Gilch did a presentation about his uncle in the seminar, and then, as he approached graduation in 2011, wrote his senior thesis about Jimmy Gilch’s wartime experience. Joe Gilch partnered with the teacher of that seminar – Michael Adas, now Abraham Voorhees Professor Emeritus of History at Rutgers-New Brunswick – to write the book that brings Jimmy’s history back to life.
Jimmy wrote over one hundred letters to his parents, siblings, and high school classmates during his tour of duty in Cu Chi, South Vietnam. They were full of ideas for what he wanted to do when he got out of the Army, regret for things he didn’t do before being drafted, observations of Army life and combat, and the war’s impact on the Vietnamese and his fellow soldiers.
“When we started, Michael said, ‘Let’s go through Jimmy’s letters and see what’s there,’” Joe remembered. “Well, everything was there – what it was like growing up in America the 1950s and 1960s, what it was like to be drafted, what it was like to go into combat.”
Gilch and Adas divided the book’s labor between the big picture and the personal, with Adas writing about diplomacy and military strategy and Gilch focusing on his uncle’s coming of age in New Jersey, his military training, and his shifting responses to the war.

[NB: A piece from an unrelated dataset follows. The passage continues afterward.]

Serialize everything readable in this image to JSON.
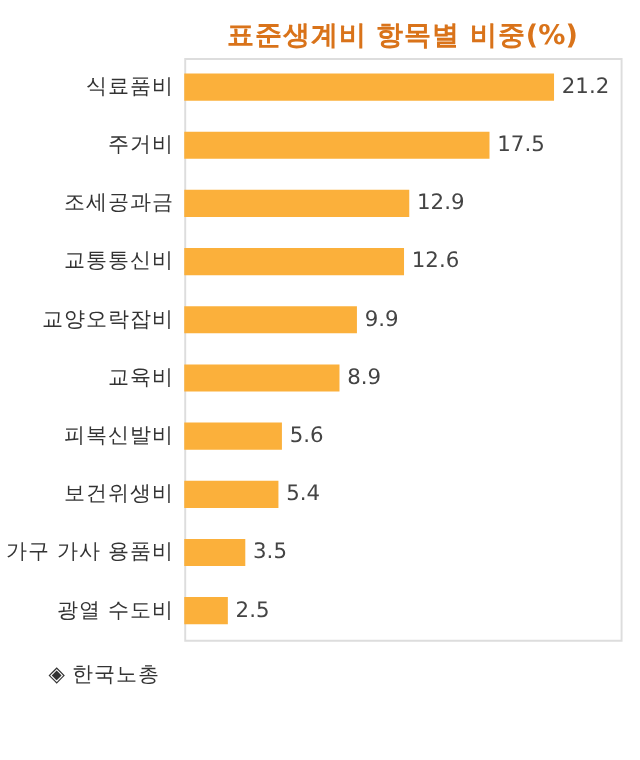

His experiences, as well as those of other soldiers on all sides, become a recurring constant that ties together the broader history of the conflict from high policy in Washington and Hanoi, Vietnamese independence struggles against the Chinese, French, Japanese and Americans, and a critique of the Cold War prism through which American government viewed those struggles.
For Adas, Jimmy’s story highlights the human cost of American hubris. “In its efforts to remake the world in its own image, the United States has often pictured itself as technologically, politically and morally superior to foreign, especially non-white and non-western people,” Adas said. “This has been devastating to those people, and tragic for thousands of families like the Gilches. We keep doing this, and it haunts me.”
For Joseph Gilch, the experience of studying and writing about the history that his uncle was part of led to more than just the book. This month, he started teaching American Studies at West Windsor-Plainsboro High School South in West Windsor Township, New Jersey.